1.2.3. Equivalence efficiente en traduction

Les partisans de la littéralité en traduction invoquent le dogme de la fidélité et le souci d’exactitude. Les tenants de l’interprétation s’appuient sur la prééminence du sens et sur l’importance de l’intention communicative. Les uns considèrent le texte comme totem et sacralisent l’opération traduisant ; les autres prennent des libertés qui peuvent pervertir l’énoncé sous prétexte de traduire le « vouloir-dire ». Mais les deux partis concentrent leurs efforts sur le contenu ; tous les deux visent à transmettre l’idée ou l’information du texte, quelle que soit la nature de la démarche adoptée. L’équivalence recherchée est celle de la substance textuelle : substance du contenu certes, mais aussi substance de l’expression.

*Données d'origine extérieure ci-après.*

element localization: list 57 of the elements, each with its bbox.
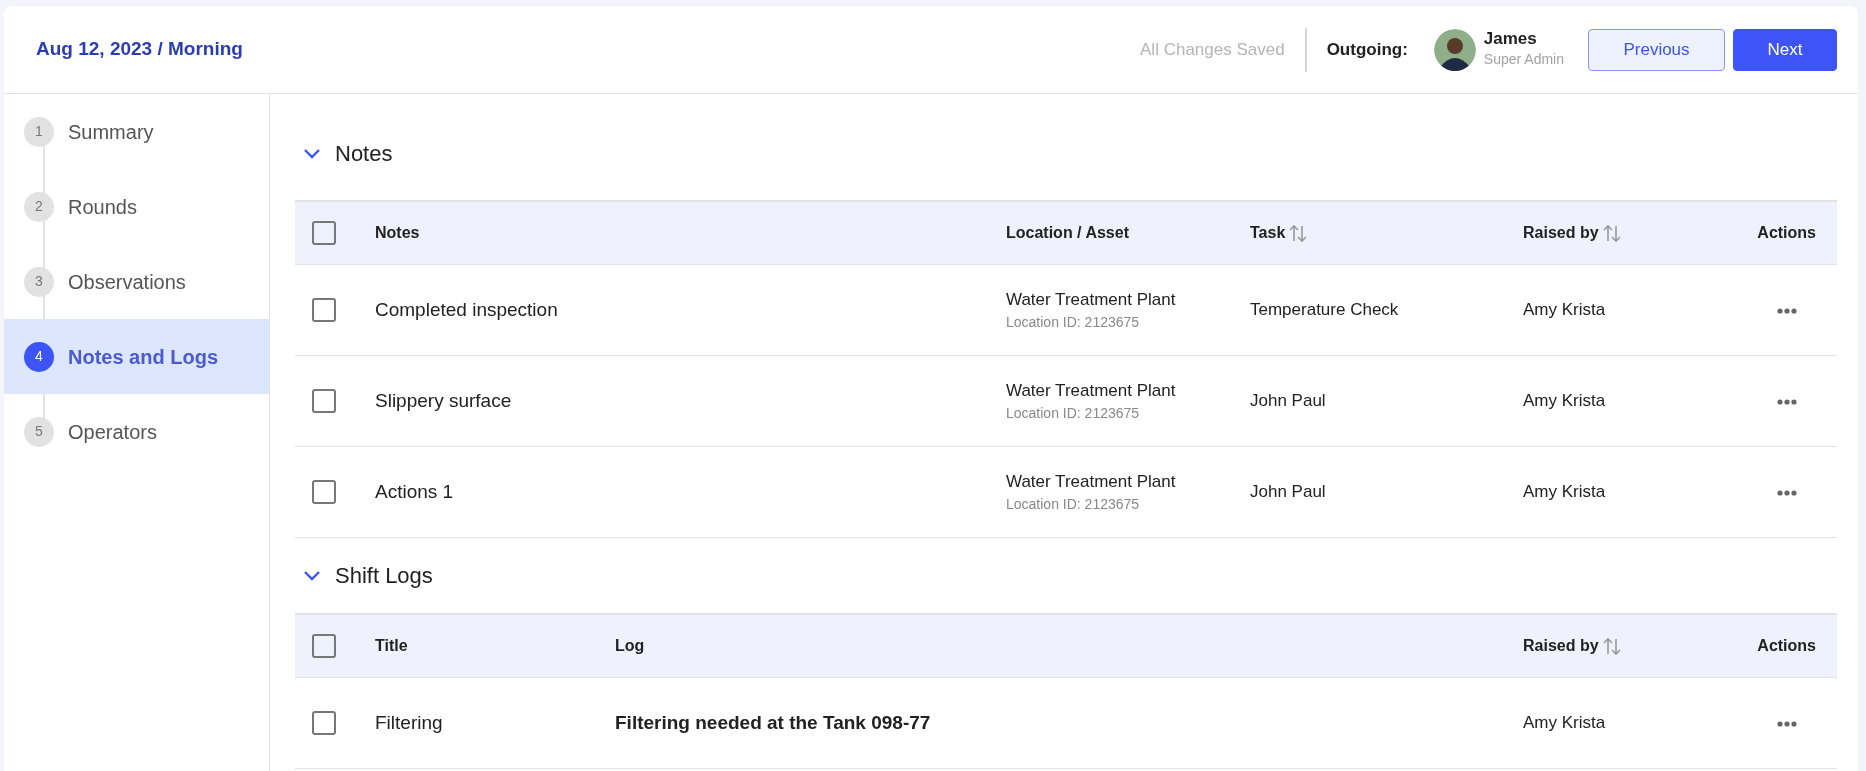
column-header: Location / Asset [1006,224,1129,241]
column-header: Log [615,637,645,654]
column-header: Notes [375,224,420,241]
column-header: Task [1250,223,1286,243]
raised-by-cell-text: Amy Krista [1522,390,1607,413]
column-header: Raised by [1523,223,1599,243]
task-cell-text: Temperature Check [1249,299,1400,322]
column-header: Actions [1757,637,1816,654]
location-id: Location ID: 2123675 [1006,404,1141,424]
column-header: Raised by [1523,636,1599,656]
checkbox[interactable] [312,298,336,322]
location-name: Water Treatment Plant [1006,288,1177,311]
raised-by-cell-text: Amy Krista [1522,299,1607,322]
log-text: Filtering needed at the Tank 098-77 [614,710,932,735]
checkbox[interactable] [312,389,336,413]
shift-title: Aug 12, 2023 / Morning [36,37,243,62]
user-name: James [1483,28,1538,50]
step-number: 4 [24,341,54,372]
checkbox[interactable] [312,480,336,504]
section-title: Shift Logs [335,562,433,590]
more-icon[interactable] [1777,307,1797,314]
step-number: 1 [24,116,54,147]
checkbox[interactable] [312,711,336,735]
more-icon[interactable] [1777,489,1797,496]
location-id: Location ID: 2123675 [1006,313,1141,333]
more-icon[interactable] [1777,720,1797,727]
location-name: Water Treatment Plant [1006,470,1177,493]
section-title: Notes [335,139,393,168]
task-cell-text: John Paul [1249,390,1327,413]
step-item[interactable]: 4 Notes and Logs [4,319,269,394]
step-item[interactable]: 3 Observations [4,244,269,319]
raised-by-cell-text: Amy Krista [1522,481,1607,504]
avatar [1433,28,1476,71]
step-item[interactable]: 1 Summary [4,94,269,169]
step-number: 3 [24,266,54,297]
previous-button[interactable]: Previous [1588,28,1725,71]
task-cell-text: John Paul [1249,481,1327,504]
raised-by-cell-text: Amy Krista [1522,712,1607,735]
step-number: 5 [24,416,54,447]
step-number: 2 [24,191,54,222]
column-header: Actions [1757,224,1816,241]
step-item[interactable]: 5 Operators [4,394,269,469]
row-title: Actions 1 [374,479,455,504]
save-status: All Changes Saved [1140,38,1285,61]
row-title: Slippery surface [374,388,513,413]
location-id: Location ID: 2123675 [1006,495,1141,515]
user-role: Super Admin [1483,50,1564,70]
checkbox[interactable] [312,221,336,245]
checkbox[interactable] [312,634,336,658]
outgoing-label: Outgoing: [1326,38,1408,61]
row-title: Completed inspection [374,297,559,322]
row-title: Filtering [374,710,444,735]
more-icon[interactable] [1777,398,1797,405]
column-header: Title [375,637,408,654]
next-button[interactable]: Next [1733,28,1837,71]
location-name: Water Treatment Plant [1006,379,1177,402]
step-item[interactable]: 2 Rounds [4,169,269,244]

Il existe pourtant un autre type d’équivalence tourné non plus vers l’objet, mais vers la finalité. Sans renier les acquis interprétatifs, il apparaît que la communication publicitaire interlinguistique cherche à instaurer une équivalence qui peut être qualifiée d’effective ou plus précisément d’efficiente. Non pas que les équivalences jusqu’ici envisagées soient erronées ou superflues, mais elles ne permettent que partiellement de rendre compte de la spécificité des discours illocutoires en général et du langage publicitaire en particulier. Il serait abusif, en effet, de dire que ces équivalences sont inopérantes dans les domaines publicitaires, mais il est indéniable qu’elles ne correspondent pas à la visée fondamentale de ce type de communication. Ni l’équivalence littérale, ni l’équivalence de sens ne permettent de donner toute sa dimension au pragmatisme des messages publicitaires.

L’équivalence efficiente est celle qui permet de produire le même effet que l’original. Opposée à l’équivalence littérale qui est le fruit d’une astreinte de fidélité au texte, elle jouit d’une liberté sans égale mais avec une obligation de résultat. Elle est effective en ce sens qu’elle se traduit par des actes réels d’achat. Avec l’équivalence efficiente, les mots acquièrent un pouvoir tangible. Les données équivalentes ne sont plus considérées et jugées prioritairement par rapport à l’original, mais par rapport à leurs valeurs intrinsèques dans le système de communication qui les emploie. Le traducteur n’est plus obnubilé par l’émission ; il évalue le terme trouvé davantage en référence à la réception. En cas d’hésitation entre plusieurs termes, c’est celui qui aura le plus d’effet qui sera retenu.

Mais l’effet produit doit être celui auquel on s’attend. Car un même énoncé peut produire divers effets, de même que des énoncés différents peuvent aboutir au même résultat. La problématique centrale dans ce type d’équivalence concerne les modalités de contrôle de la praxis langagière : d’abord, son codage – ou son identification – au niveau des structures langagières originales ; ensuite, l’instauration de correspondances interlinguistiques et communicationnelles simples et stabilisées ; enfin, la mise en place de procédés fiables de vérification de l’efficience traductionnelle.

Ainsi envisagée, l’équivalence ne peut être jugée en comparaison à des critères d’exactitude et de fidélité à l’original, ni même en référence au sens et à l’intention. Elle doit être prise dans son contexte de communication en relation aux paramètres exogènes et endogènes qui lui sont spécifiques. Ceux-ci font que la qualité d’une traduction est le résultat non d’une proximité textuelle de plusieurs versions, mais d’une communauté de moyens et de fins où, assurément, la fin justifie les moyens.